Regulators’ decisions – or lack thereof – will be the defining factor shaping the financial services sector this year and for the foreseeable future, industry leaders said at a gathering in Accra.
Speaking during a panel discussion at the 3rd Annual Forecast Dinner and Charter Recognition Ceremony organised by the local arm of the Chartered Financial Analysts (CFA) Society Ghana, senior executives highlighted how regulatory oversight has become the crucial determinant of the sector’s development – in some instances superseding traditional market forces.
Under the theme ‘Current State of our Industry – Pensions, Insurance, Mutual Funds and Asset Classes’, they argued that regulatory responsiveness and macroeconomic stability will determine the sector’s growth trajectory.
The panel highlighted how these factors intersect with challenges in offshore investments, risk management and the evolving demands of digital transformation across the financial services terrain.
Kofi Kodua Sarpong, Chief Executive-Sarpong Capital, highlighted the challenges fund managers face when attempting to invest offshore.

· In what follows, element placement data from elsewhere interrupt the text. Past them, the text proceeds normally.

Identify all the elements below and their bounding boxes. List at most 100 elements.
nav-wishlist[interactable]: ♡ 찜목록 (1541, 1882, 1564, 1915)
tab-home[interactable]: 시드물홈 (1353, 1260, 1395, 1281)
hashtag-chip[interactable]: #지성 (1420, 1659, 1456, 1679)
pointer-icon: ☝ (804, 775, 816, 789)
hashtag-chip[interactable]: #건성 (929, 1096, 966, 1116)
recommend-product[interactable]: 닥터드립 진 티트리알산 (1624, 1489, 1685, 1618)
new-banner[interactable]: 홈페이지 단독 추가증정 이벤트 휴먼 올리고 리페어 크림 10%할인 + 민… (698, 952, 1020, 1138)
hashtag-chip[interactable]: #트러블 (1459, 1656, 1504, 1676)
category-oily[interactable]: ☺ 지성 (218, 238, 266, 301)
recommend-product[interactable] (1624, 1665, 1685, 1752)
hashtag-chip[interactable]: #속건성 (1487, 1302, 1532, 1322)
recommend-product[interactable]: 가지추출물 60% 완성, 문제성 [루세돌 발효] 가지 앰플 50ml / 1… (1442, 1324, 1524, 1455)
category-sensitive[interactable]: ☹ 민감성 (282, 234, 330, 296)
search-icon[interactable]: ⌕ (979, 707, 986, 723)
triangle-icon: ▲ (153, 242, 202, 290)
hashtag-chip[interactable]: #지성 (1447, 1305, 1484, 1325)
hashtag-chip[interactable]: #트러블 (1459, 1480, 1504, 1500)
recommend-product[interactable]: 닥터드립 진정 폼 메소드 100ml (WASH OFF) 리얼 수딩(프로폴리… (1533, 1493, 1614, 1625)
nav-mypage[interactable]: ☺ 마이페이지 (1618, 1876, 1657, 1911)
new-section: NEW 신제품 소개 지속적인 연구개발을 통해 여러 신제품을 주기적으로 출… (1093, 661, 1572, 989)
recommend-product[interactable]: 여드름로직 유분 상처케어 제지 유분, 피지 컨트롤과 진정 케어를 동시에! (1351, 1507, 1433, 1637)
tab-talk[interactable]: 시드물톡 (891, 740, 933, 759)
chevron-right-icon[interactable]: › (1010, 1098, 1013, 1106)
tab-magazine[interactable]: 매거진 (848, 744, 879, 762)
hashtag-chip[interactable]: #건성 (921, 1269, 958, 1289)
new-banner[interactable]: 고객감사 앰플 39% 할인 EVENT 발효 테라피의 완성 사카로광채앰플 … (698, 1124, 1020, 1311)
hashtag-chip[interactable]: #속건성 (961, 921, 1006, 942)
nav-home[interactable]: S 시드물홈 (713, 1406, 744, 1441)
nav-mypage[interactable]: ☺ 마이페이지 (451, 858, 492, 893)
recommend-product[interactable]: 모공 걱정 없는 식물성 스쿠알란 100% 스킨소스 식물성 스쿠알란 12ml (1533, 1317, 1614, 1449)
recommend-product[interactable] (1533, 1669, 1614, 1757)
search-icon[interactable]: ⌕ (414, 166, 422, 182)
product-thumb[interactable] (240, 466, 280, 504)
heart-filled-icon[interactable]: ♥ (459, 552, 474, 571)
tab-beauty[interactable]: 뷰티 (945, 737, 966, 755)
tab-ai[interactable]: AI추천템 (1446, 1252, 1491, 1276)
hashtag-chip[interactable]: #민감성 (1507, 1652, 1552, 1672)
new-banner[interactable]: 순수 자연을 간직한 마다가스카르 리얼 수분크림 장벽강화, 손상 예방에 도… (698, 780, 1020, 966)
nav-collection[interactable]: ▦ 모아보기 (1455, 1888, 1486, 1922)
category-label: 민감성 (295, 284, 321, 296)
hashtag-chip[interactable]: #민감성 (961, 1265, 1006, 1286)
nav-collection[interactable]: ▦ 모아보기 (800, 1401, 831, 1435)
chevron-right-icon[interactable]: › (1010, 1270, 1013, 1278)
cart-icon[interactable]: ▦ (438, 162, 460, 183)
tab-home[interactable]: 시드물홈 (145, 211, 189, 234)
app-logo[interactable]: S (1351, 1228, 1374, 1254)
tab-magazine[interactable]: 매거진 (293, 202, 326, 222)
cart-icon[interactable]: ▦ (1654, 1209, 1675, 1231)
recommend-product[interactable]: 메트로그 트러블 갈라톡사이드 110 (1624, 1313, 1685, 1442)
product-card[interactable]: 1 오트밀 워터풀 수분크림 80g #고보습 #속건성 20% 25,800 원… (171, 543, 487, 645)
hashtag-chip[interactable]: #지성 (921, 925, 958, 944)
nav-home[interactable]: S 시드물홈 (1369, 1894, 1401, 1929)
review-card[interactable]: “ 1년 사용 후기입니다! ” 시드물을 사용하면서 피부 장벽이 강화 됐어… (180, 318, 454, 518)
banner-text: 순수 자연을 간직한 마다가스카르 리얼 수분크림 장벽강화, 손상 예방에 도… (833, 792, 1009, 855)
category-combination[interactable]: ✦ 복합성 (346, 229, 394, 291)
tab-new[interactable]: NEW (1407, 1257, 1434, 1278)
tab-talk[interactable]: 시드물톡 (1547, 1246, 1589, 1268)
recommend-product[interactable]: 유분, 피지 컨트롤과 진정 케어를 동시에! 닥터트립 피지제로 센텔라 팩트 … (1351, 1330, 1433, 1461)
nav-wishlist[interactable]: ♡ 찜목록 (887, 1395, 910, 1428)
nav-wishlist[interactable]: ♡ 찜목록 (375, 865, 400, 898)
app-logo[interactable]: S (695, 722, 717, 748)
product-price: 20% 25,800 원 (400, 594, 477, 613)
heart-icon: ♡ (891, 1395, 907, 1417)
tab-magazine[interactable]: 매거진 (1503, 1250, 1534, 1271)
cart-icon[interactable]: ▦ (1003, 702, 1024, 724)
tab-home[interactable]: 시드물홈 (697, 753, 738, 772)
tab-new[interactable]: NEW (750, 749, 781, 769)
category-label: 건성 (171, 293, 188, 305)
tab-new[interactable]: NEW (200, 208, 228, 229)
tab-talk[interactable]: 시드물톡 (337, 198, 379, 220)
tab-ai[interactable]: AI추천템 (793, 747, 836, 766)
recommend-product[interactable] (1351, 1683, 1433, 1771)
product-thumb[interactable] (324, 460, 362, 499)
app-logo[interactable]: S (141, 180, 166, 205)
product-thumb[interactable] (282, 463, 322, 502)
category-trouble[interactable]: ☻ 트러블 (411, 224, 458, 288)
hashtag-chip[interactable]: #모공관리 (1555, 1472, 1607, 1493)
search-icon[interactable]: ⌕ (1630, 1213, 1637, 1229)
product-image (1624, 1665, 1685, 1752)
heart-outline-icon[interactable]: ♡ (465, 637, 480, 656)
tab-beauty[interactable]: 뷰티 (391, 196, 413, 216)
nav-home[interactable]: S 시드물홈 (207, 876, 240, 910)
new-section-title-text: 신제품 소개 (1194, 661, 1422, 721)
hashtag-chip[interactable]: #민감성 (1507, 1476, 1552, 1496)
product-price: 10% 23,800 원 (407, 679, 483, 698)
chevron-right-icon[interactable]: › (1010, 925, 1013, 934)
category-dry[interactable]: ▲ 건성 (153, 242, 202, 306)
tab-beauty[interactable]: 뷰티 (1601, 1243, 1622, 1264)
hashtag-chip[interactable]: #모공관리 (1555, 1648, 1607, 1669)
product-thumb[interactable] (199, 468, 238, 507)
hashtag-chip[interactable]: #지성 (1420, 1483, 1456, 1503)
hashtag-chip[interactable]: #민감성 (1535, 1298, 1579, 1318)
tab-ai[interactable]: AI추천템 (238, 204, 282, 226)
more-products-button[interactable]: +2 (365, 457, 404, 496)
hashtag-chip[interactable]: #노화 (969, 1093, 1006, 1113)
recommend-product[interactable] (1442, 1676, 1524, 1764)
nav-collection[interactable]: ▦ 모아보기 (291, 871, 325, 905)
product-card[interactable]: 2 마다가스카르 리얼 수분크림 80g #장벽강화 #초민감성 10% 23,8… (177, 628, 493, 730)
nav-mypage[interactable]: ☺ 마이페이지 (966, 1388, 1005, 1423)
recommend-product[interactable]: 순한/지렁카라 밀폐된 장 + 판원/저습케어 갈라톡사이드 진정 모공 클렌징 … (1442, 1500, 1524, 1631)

He said while local fund managers are eager to explore international investment opportunities, they face significant regulatory hurdles.
“The hassle for fund managers to invest offshore is immense; it’s not for a lack of trying, the regulatory environment is prohibitive,” he said.
Currently, private fund managers are allowed to invest up to 5 percent of their funds offshore.
Mr. Sarpong argued that regulators’ strict stance on offshore investments needs reassessment, particularly because many offshore markets are transparent, yield returns in foreign currency and can contribute positively to the domestic investment space.
He called for regulatory reforms that balance risk mitigation with investment flexibility, allowing domestic fund managers to capitalise on global financial markets, stating: “The risk-off position that our regulators take needs to be reexamined”.
In line with global investment trends, he predicted a gradual shift toward cross-asset strategies, including commodities and alternative asset classes, beyond traditional debt and equity investments.
The domestic stock market fared well in 2024, with the Ghana Stock Exchange Composite Index surging 56.17 percent – its strongest performance since 2013.
However, U.S. equities also posted robust gains, led by technology shares. The S&P 500 rose 23 percent while the tech-heavy Nasdaq and Nasdaq 100 gained 29 percent and 25 percent respectively.
Meanwhile, the Federal Reserve maintained its key interest rate at 4.25 percent to 4.5 percent in its first meeting of 2025, following a cumulative one percentage point reduction in 2024.
With inflation still running above the central bank’s 2 percent target, policymakers have signalled a cautious approach to further rate cuts – indicating they will wait for convincing evidence from inflation and employment data before easing monetary policy further. Consequently, interest in U.S. bonds are likely to remain elevated.
On her part, Daisy Ofoliwaa Adjei-Boadi, Chief Finance Officer at Metropolitan Insurance, identified inflation and exchange rates as the most critical macroeconomic factors for 2025, particularly in relation to disposable income and financial product uptake.
She pointed out that inflationary pressures and currency depreciation directly affect household incomes, leading to a decline in demand for financial products such as insurance.
“Many Ghanaian consumers still perceive insurance as discretionary, making it one of the first expenses to be cut when economic conditions worsen,” she pointed out.
Additionally, the CFO mentioned the importance of Environmental, Social and Governance (ESG) factors in investment decision-making. While many discussions around ESG focus heavily on environmental concerns, the governance aspect remains the most critical factor for investors in Ghana.
She cautioned against greenwashing, a practice wherein companies claim they adhere to ESG principles without actually implementing meaningful policies. To avoid this, firms must develop context-specific ESG strategies that align with both ethical standards and long-term business sustainability.
“While ESG initiatives may involve high initial costs, the long-term benefits significantly outweigh expenses,” she added.
Matthew Mani, Group Chief Operating Officer (COO), Axis Pensions Trust, said government fiscal discipline and compliance with International Monetary Fund (IMF) conditions will be pivotal in shaping investor confidence, exchange rate stability and interest rates this year.
He also expressed concern over the slow responsiveness of regulators in the investment industry. While market participants often identify opportunities early, regulatory decision-making can be delayed by bureaucratic processes – leading to missed opportunities.
“We understand the constraints as guardians; but very often by the time regulators are ready to act, opportunities have been lost. While market participants can often anticipate emerging trends, regulators are constrained by consensus-driven decision-making,” he explained.
Mr. Mani called for a more proactive, anticipatory regulatory approach – particularly in emerging sectors such as Artificial Intelligence (AI) and new energy markets – to ensure Ghana remains competitive in the evolving global investment sphere.